How roots quietly reshape the soil

Although grass may look delicate above ground, its roots profoundly change the soil below. The authors developed a new way to describe how soil holds water when roots are present, by updating a widely used curve that links how wet the soil is to how strongly it sucks water in. Their key idea is that roots occupy space in the soil’s pores, leaving less room for air and water to move freely. By carefully accounting for average root thickness and how much root length is packed into each unit of soil, they created a mathematical model that predicts how vegetated soil holds onto water compared with bare soil. Laboratory tests with soil from China’s Hongze Lake levee and Bermuda grass showed that the model closely matched measured data, with errors in predicted soil wetness staying under five percent.

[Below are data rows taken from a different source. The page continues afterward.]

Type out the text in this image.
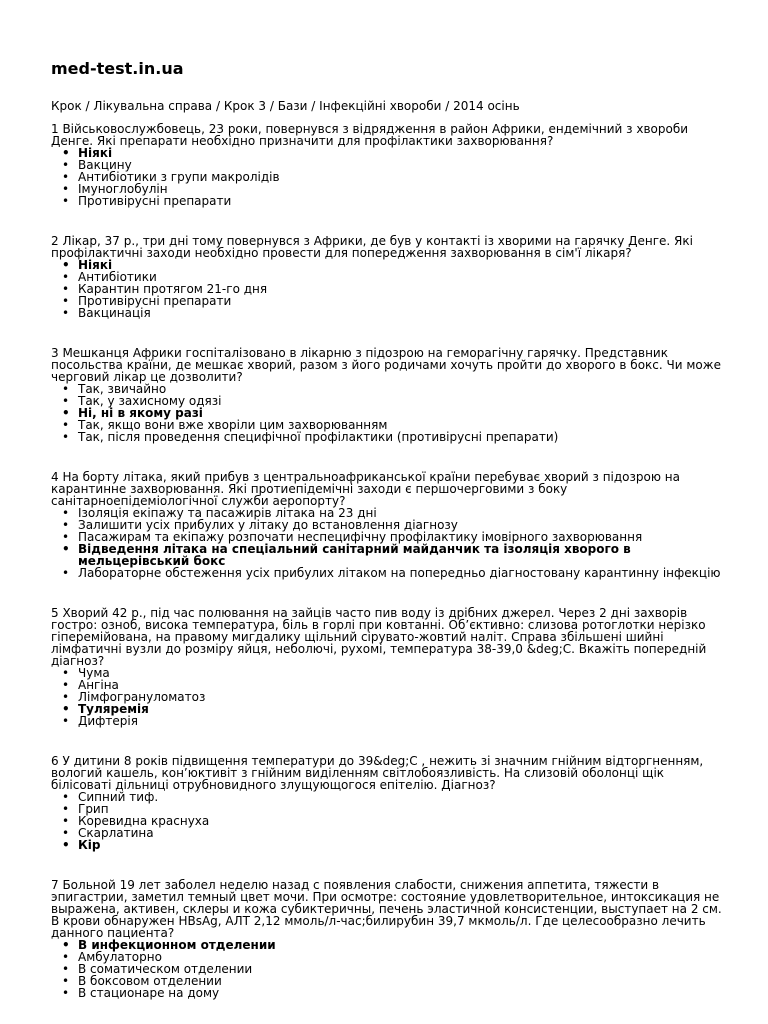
med-test.in.ua
Крок / Лікувальна справа / Крок 3 / Бази / Інфекційні хвороби / 2014 осінь
1 Військовослужбовець, 23 роки, повернувся з відрядження в район Африки, ендемічний з хвороби Денге. Які препарати необхідно призначити для профілактики захворювання?
• Ніякі
• Вакцину
• Антибіотики з групи макролідів
• Імуноглобулін
• Противірусні препарати
2 Лікар, 37 р., три дні тому повернувся з Африки, де був у контакті із хворими на гарячку Денге. Які профілактичні заходи необхідно провести для попередження захворювання в сім'ї лікаря?
• Ніякі
• Антибіотики
• Карантин протягом 21-го дня
• Противірусні препарати
• Вакцинація
3 Мешканця Африки госпіталізовано в лікарню з підозрою на геморагічну гарячку. Представник посольства країни, де мешкає хворий, разом з його родичами хочуть пройти до хворого в бокс. Чи може черговий лікар це дозволити?
• Так, звичайно
• Так, у захисному одязі
• Ні, ні в якому разі
• Так, якщо вони вже хворіли цим захворюванням
• Так, після проведення специфічної профілактики (противірусні препарати)
4 На борту літака, який прибув з центральноафриканської країни перебуває хворий з підозрою на карантинне захворювання. Які протиепідемічні заходи є першочерговими з боку санітарноепідеміологічної служби аеропорту?
• Ізоляція екіпажу та пасажирів літака на 23 дні
• Залишити усіх прибулих у літаку до встановлення діагнозу
• Пасажирам та екіпажу розпочати неспецифічну профілактику імовірного захворювання
• Відведення літака на спеціальний санітарний майданчик та ізоляція хворого в мельцерівський бокс
• Лабораторне обстеження усіх прибулих літаком на попередньо діагностовану карантинну інфекцію
5 Хворий 42 р., під час полювання на зайців часто пив воду із дрібних джерел. Через 2 дні захворів гостро: озноб, висока температура, біль в горлі при ковтанні. Об’єктивно: слизова ротоглотки нерізко гіперемійована, на правому мигдалику щільний сірувато-жовтий наліт. Справа збільшені шийні лімфатичні вузли до розміру яйця, неболючі, рухомі, температура 38-39,0 &deg;C. Вкажіть попередній діагноз?
• Чума
• Ангіна
• Лімфогрануломатоз
• Туляремія
• Дифтерія
6 У дитини 8 років підвищення температури до 39&deg;C , нежить зі значним гнійним відторгненням, вологий кашель, кон’юктивіт з гнійним виділенням світлобоязливість. На слизовій оболонці щік білісоваті дільниці отрубновидного злущующогося епітелію. Діагноз?
• Сипний тиф.
• Грип
• Коревидна краснуха
• Скарлатина
• Кір
7 Больной 19 лет заболел неделю назад с появления слабости, снижения аппетита, тяжести в эпигастрии, заметил темный цвет мочи. При осмотре: состояние удовлетворительное, интоксикация не выражена, активен, склеры и кожа субиктеричны, печень эластичной консистенции, выступает на 2 см. В крови обнаружен HBsAg, АЛТ 2,12 ммоль/л-час;билирубин 39,7 мкмоль/л. Где целесообразно лечить данного пациента?
• В инфекционном отделении
• Амбулаторно
• В соматическом отделении
• В боксовом отделении
• В стационаре на дому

Testing levee safety in virtual storms

Armed with this improved description of root‑affected soil, the researchers built a detailed computer model of a real levee cross‑section from the Hongze Lake flood‑storage area. They simulated a severe six‑hour rainstorm and compared four cases: bare soil, soil with only concrete lattice, soil with only grass, and soil with the combined concrete lattice–vegetation system. They tracked how far the slope moved, how water seeped into the embankment, how large the zones of permanent deformation became, and an overall “safety factor” that indicates how close the levee is to failure. The bare slope moved the most and had the lowest safety factor. Concrete alone and grass alone each improved stability, but the combined system produced by far the smallest movements and the highest safety factor, greater than the simple sum of its parts.

Figure 2
Figure 2.

Finding the sweet spot for roots and lattice size

The team then explored which design details matter most. They found that making roots thicker had only a modest effect for typical grasses, but increasing how densely roots fill the soil pores significantly boosted slope safety up to a threshold. Beyond that point, adding still more roots did little, because the soil’s ability to slow water infiltration had already nearly maxed out. The spacing of the concrete lattice, however, made a large difference: small grid sizes tightened the slope and raised the safety factor, while very large grids weakened the confining effect and cut the safety gains. These results suggest that engineers should focus on achieving a healthy, dense root network and choosing lattice spacing that balances safety with construction cost.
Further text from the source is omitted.